Le 10 octobre 1813, depuis Ospitaletto, le Général Grenier ordonne : "... donner ordre au bataillon du 53e régiment de se rendre à Tarcenti où il s’établira militairement ayant pour objet d’éclairer, de garder et de défendre le chemin qui de Saga vient par Preditis et la Vallata Uvea sur Tracento ; le chef de ce bataillon devra en conséquence demain matin faire une forte reconnaissance dans la direction de Saga et de Pletz afin d’avoir des nouvelles de l’ennemi, s’assurer des points de la route qu’il faudra occuper par des postes, s’y retrancher et s’y couvrir par des abattis après que les chemins auront été détruits dans les défilés les plus resserrés, il s’entendra pour cela avec les autorités locales et fera détruire tous les chemins et sentiers s’il ne l’étaient déjà, sous la protection des détachements qu’il enverrait ;
Ce chef de bataillon préviendra le général Campi qui est à Caporetto de son établissement à Tracento et se mettra en communication avec les postes que ce général pourrait avoir vers Serpenizza ; M. le chef de bataillon correspondra avec le chef d’état-major mais préviendra en même temps M. le général Campi de tous les mouvements de l’ennemi. Ce bataillon recevra ses vivres à Gemona où il les enverra chercher ...
" (Papiers du Général Paul Grenier. XI. 1768-1827, BNF, Paris. Doc 52 page 116 - note en marge : exécuté).

Le 22 octobre 1813 à 7 heures du (coupé), depuis Pordenone est donné un "Ordre de mouvement pour la 3e division
… Le bataillon du 53e qui fait momentanément parti de la 3e division recevra pour cette fois l’ordre direct de se rendre à Conegliano, où il tiendra garnison pour être porté au besoin partout où il pourrait être nécessaire ...
" (Papiers du Général Paul Grenier. XI. 1768-1827, BNF, Paris. Doc 60 page 136).

Sans doute le 30 octobre 1813, le Lieutenant Général Comte Grenier écrit "Au commandant Dranguet du 53e
Vous partirez demain à la pointe du jour de Dignano pour vous rendre à Fontana Fredda entre Pordenone et Sacile. Vous enverrez à l’avance savoir à Valvasone si le parc de réserve y est encore, pour recevoir et échanger vos cartouches à votre passage, et s’il était parti, vous en demanderez à la 3e division de laquelle vous ferez momentanément partie. Vous préviendrez à Fontana Fredda de cette disposition le général de division Gratien.
Si vous passez le bac à Dignano, vous abrègerez votre marche de 3 heures ; alors vous ne passeriez pas à Valvasone
" (Papiers du Général Paul Grenier. XI. 1768-1827, BNF, Paris.

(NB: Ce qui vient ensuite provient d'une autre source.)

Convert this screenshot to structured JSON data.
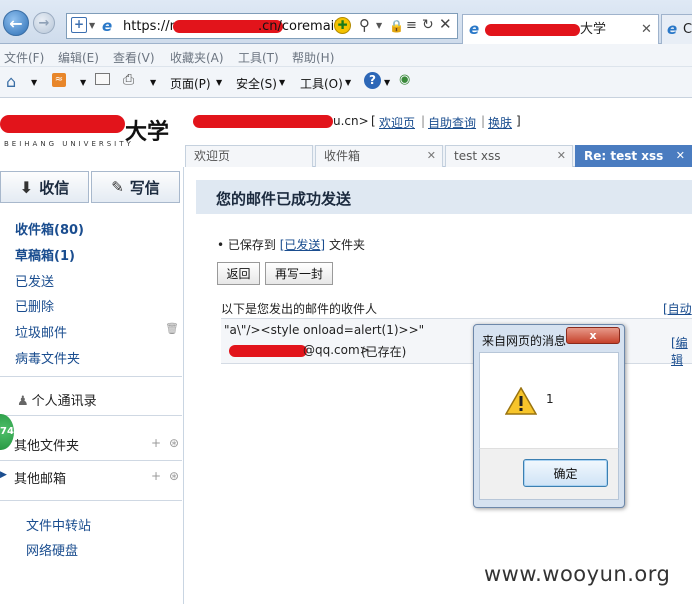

Doc 73 page 162).

Le 31 octobre 1813, le Général Grenier ordonne, depuis Bassano "... Ordre à M. le général Gratien de pousser demain une reconnaissance avec sa 2e brigade et deux pièces d’artillerie sur Cismon route de Primolano, d’en chasser l’ennemi et de s’y établir jusqu’à la nuit, de profiter de la journée pour chasser l’ennemi de Cismon en annonçant que toute l’armée descend dans le Tyrol et en ordonnant dans les villages de paysans des vivres, cependant M. le général Gratien emmènera avec cette brigade la compagnie de sapeurs attachée à sa division pour couper les ponts qui se trouvent en avant de Cismon et en arrière, et après que cette opération sera faite, il quittera Cismon à dix heures du soir pour revenir prendre sa position de Solagna où il laissera le bataillon du 53e avec deux bouches à feu pour le recevoir au besoin s’il était forcé de se replier dans la journée sur ce point ..." (Papiers du Général Paul Grenier. XI. 1768-1827, BNF, Paris. Doc 76 page 168 - En note : Expédié).